Kathleen Kramer, a professor of electrical engineering at the University of San Diego, has already begun her term as the 2025 president of the Institute of Electrical and Electronics Engineers (IEEE).
IEEE calls itself “the world’s largest technical and professional organization dedicated to emerging tech,” and IT Brew caught up with Kramer at the org’s booth at CES to talk about the org’s recent Impact of Technology in 2025 report. That survey found 58% of respondents think AI will be the most important technology this year—but also that mass enterprise adoption isn’t quite around the corner, as around one in five reported their orgs are rethinking their strategy or only beginning to explore it.
This interview has been lightly edited for content and clarity.
What did you see as the most important finding in IEEE’s recent tech trends report?
AI was all everybody could talk about last year. This year, 2025, is supposed to be the year of quantum [computing]—but I think we’re still waiting for real stuff, real activity on quantum. Whereas AI, you have genuine products, you have genuine activity.

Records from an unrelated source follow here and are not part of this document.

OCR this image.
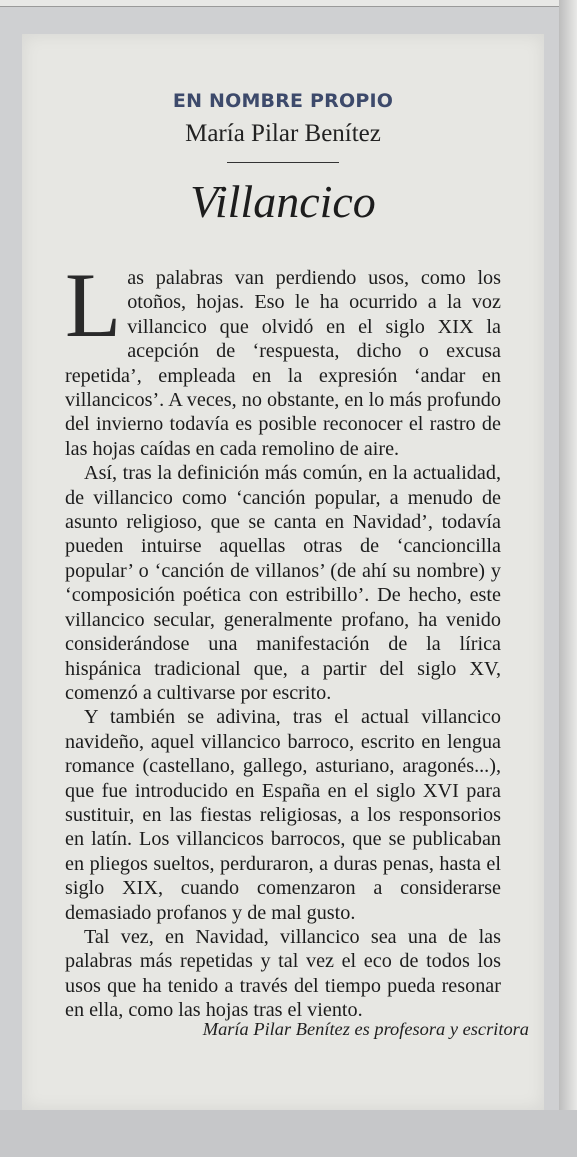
EN NOMBRE PROPIO
María Pilar Benítez
Villancico

Las palabras van perdiendo usos, como los otoños, hojas. Eso le ha ocurrido a la voz villancico que olvidó en el siglo XIX la acepción de ‘respuesta, dicho o excusa repetida’, empleada en la expresión ‘andar en villancicos’. A veces, no obstante, en lo más profundo del invierno todavía es posible reconocer el rastro de las hojas caídas en cada remolino de aire.

Así, tras la definición más común, en la actualidad, de villancico como ‘canción popular, a menudo de asunto religioso, que se canta en Navidad’, todavía pueden intuirse aquellas otras de ‘cancioncilla popular’ o ‘canción de villanos’ (de ahí su nombre) y ‘composición poética con estribillo’. De hecho, este villancico secular, generalmente profano, ha venido considerándose una manifestación de la lírica hispánica tradicional que, a partir del siglo XV, comenzó a cultivarse por escrito.

Y también se adivina, tras el actual villancico navideño, aquel villancico barroco, escrito en lengua romance (castellano, gallego, asturiano, aragonés...), que fue introducido en España en el siglo XVI para sustituir, en las fiestas religiosas, a los responsorios en latín. Los villancicos barrocos, que se publicaban en pliegos sueltos, perduraron, a duras penas, hasta el siglo XIX, cuando comenzaron a considerarse demasiado profanos y de mal gusto.

Tal vez, en Navidad, villancico sea una de las palabras más repetidas y tal vez el eco de todos los usos que ha tenido a través del tiempo pueda resonar en ella, como las hojas tras el viento.

María Pilar Benítez es profesora y escritora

From the point of view of the IEEE president, AI has helped converge and enhance many things that were kind of dying on the vine, because you can’t succeed at them with AI unless you have these things. Up until, say, two or three years ago, it was all software, software, software, software, software—and so all the hardware types, you had to be super special or delightful, or you weren’t getting any time. If you talked to who’s hiring, they were, “Hi, we’re hiring software.”
To really do interesting things, you have very complex algorithms, and you need new hardware. And so that’s for my people.